For the past ten years I have assisted at a workshop for men. Over the course of two days, the participants develop a deeper connection to themselves as they explore a number of aspects of their lives. For me, these weekends are meaningful both for the service I am able to provide to others, and for the reflection they foster in me.
Many of the topics we address draw different responses from me at different workshops. One consistently draws the same answer. The instruction is to discuss the gifts you received from your father. While there are many, the one that is always at the fore for me: Self-Discipline.
Both of my parents worked. By the time I was in junior high school, I worked after school as a bicycle delivery boy; while I kept my tips, my earnings ($0.35 for in-town deliveries, $0.50 for out-of-town) went directly into a college fund. I began working at Boy Scout camp in the summers when I was 14 or 15. My siblings and I shared chores at home: dishes, garbage, walking the dog, housecleaning, taking care of the yard. There was homework, Boy Scouts, church and acolyte service on Sundays.
This isn’t to say I didn’t have time to play, or to have fun, when growing up. I certainly did. But it underscores the important lesson that I learned. You need to work in order to achieve your goals. And, doing the work that needs to be done requires a great deal of self-discipline. It is a lesson that I carry with me to this day.

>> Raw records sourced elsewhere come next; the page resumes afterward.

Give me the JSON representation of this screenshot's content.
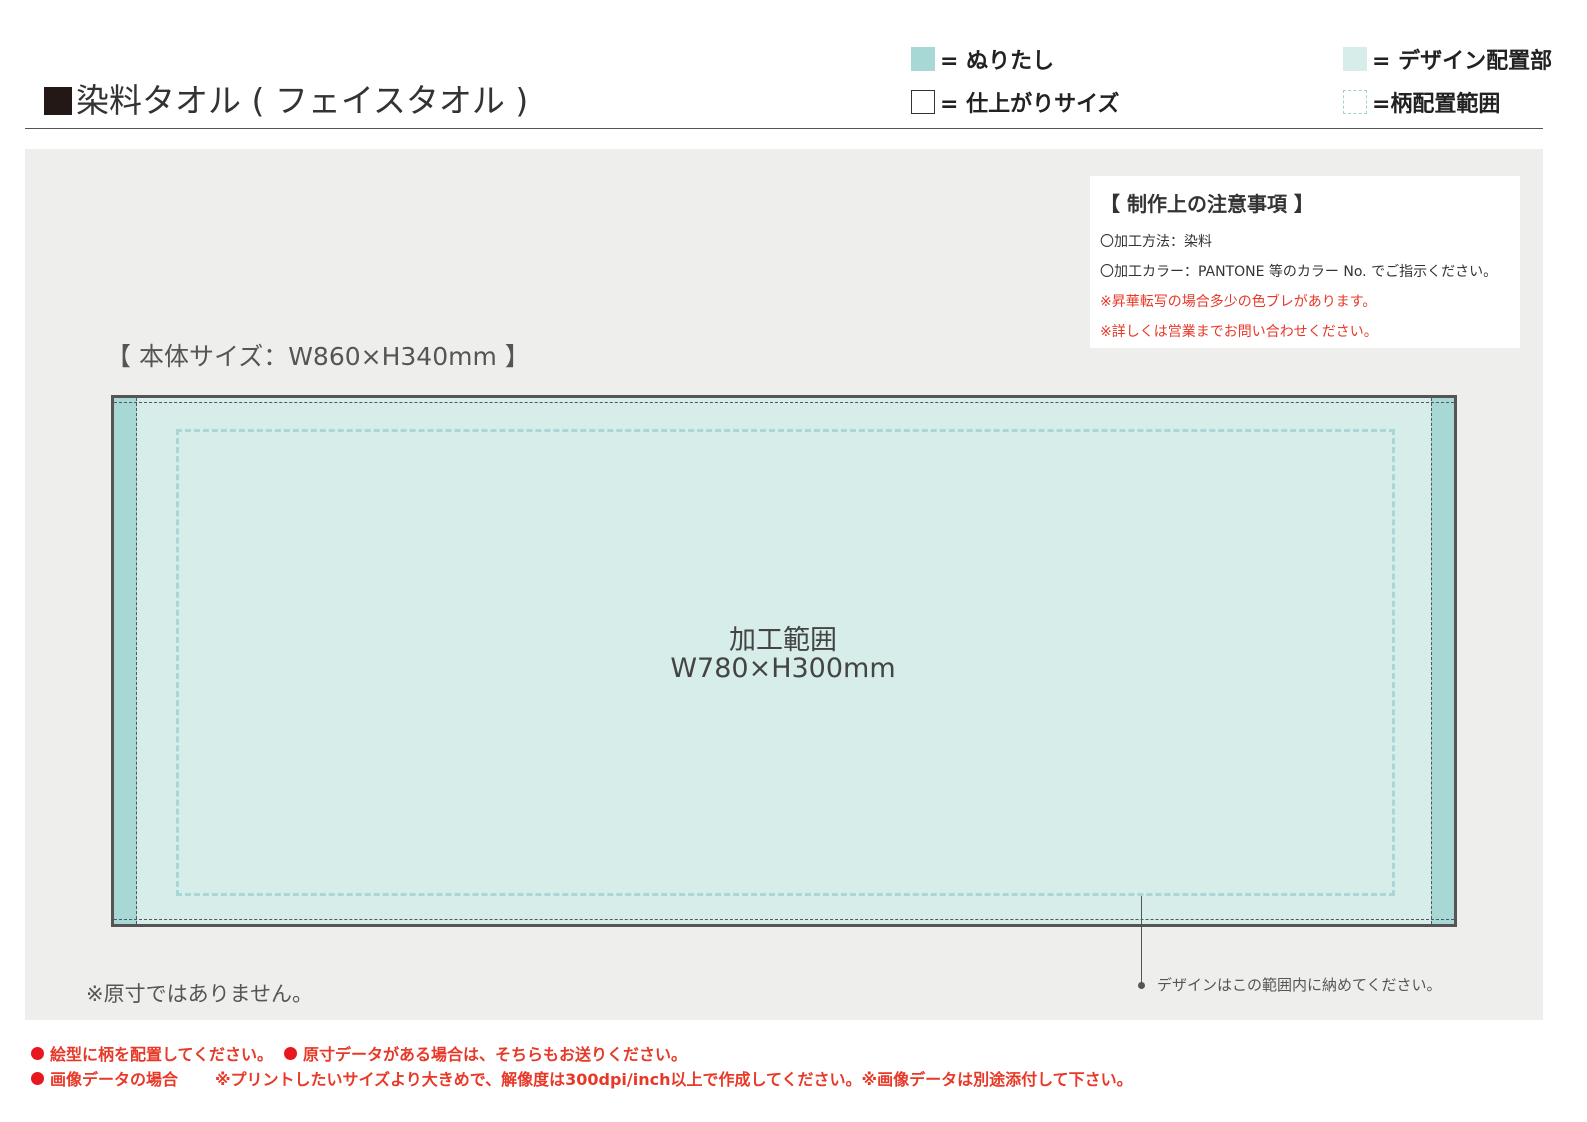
{
  "header": {
    "title": "染料タオル ( フェイスタオル )"
  },
  "legend": {
    "bleed": "= ぬりたし",
    "trim": "= 仕上がりサイズ",
    "design": "= デザイン配置部",
    "pattern": "=柄配置範囲"
  },
  "notes": {
    "title": "【 制作上の注意事項 】",
    "lines": [
      "〇加工方法：染料",
      "〇加工カラー：PANTONE 等のカラー No. でご指示ください。",
      "※昇華転写の場合多少の色ブレがあります。",
      "※詳しくは営業までお問い合わせください。"
    ]
  },
  "body_size": "【 本体サイズ：W860×H340mm 】",
  "processing_area": {
    "label": "加工範囲",
    "size": "W780×H300mm"
  },
  "leader_note": "デザインはこの範囲内に納めてください。",
  "not_actual_size": "※原寸ではありません。",
  "footer": {
    "line1_a": "絵型に柄を配置してください。",
    "line1_b": "原寸データがある場合は、そちらもお送りください。",
    "line2_a": "画像データの場合",
    "line2_b": "※プリントしたいサイズより大きめで、解像度は300dpi/inch以上で作成してください。※画像データは別途添付して下さい。"
  },
  "colors": {
    "bleed": "#a8d8d6",
    "design": "#d6ede9",
    "canvas": "#eeefed",
    "warning_red": "#e83828"
  }
}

Big changes are tough. As we discussed last week, they take courage. They also take a great deal of self-discipline. They don’t happen overnight. Other important things come up, calling for your time and attention. They require physical, mental, and emotional energy…sometimes every ounce that you can muster. They require the discipline to say “No” to some things so that you can say “Yes” to this one. They require the discipline to make hard choices, difficult decisions. They require the discipline (along with the courage) to take difficult action.They require the discipline to get up each time you fall down, to draw the lesson from each mistake and continue to forge forward.
They also require the discipline of self-care, of setting boundaries, of avoiding burn-out. They require the discipline of celebrating progress along the way, of sharing successes. They require the discipline of reflection. They require the discipline of making time to have fun. And, they require the discipline of getting “back to the task at hand.”
What is your experience with self-discipline within the context of change?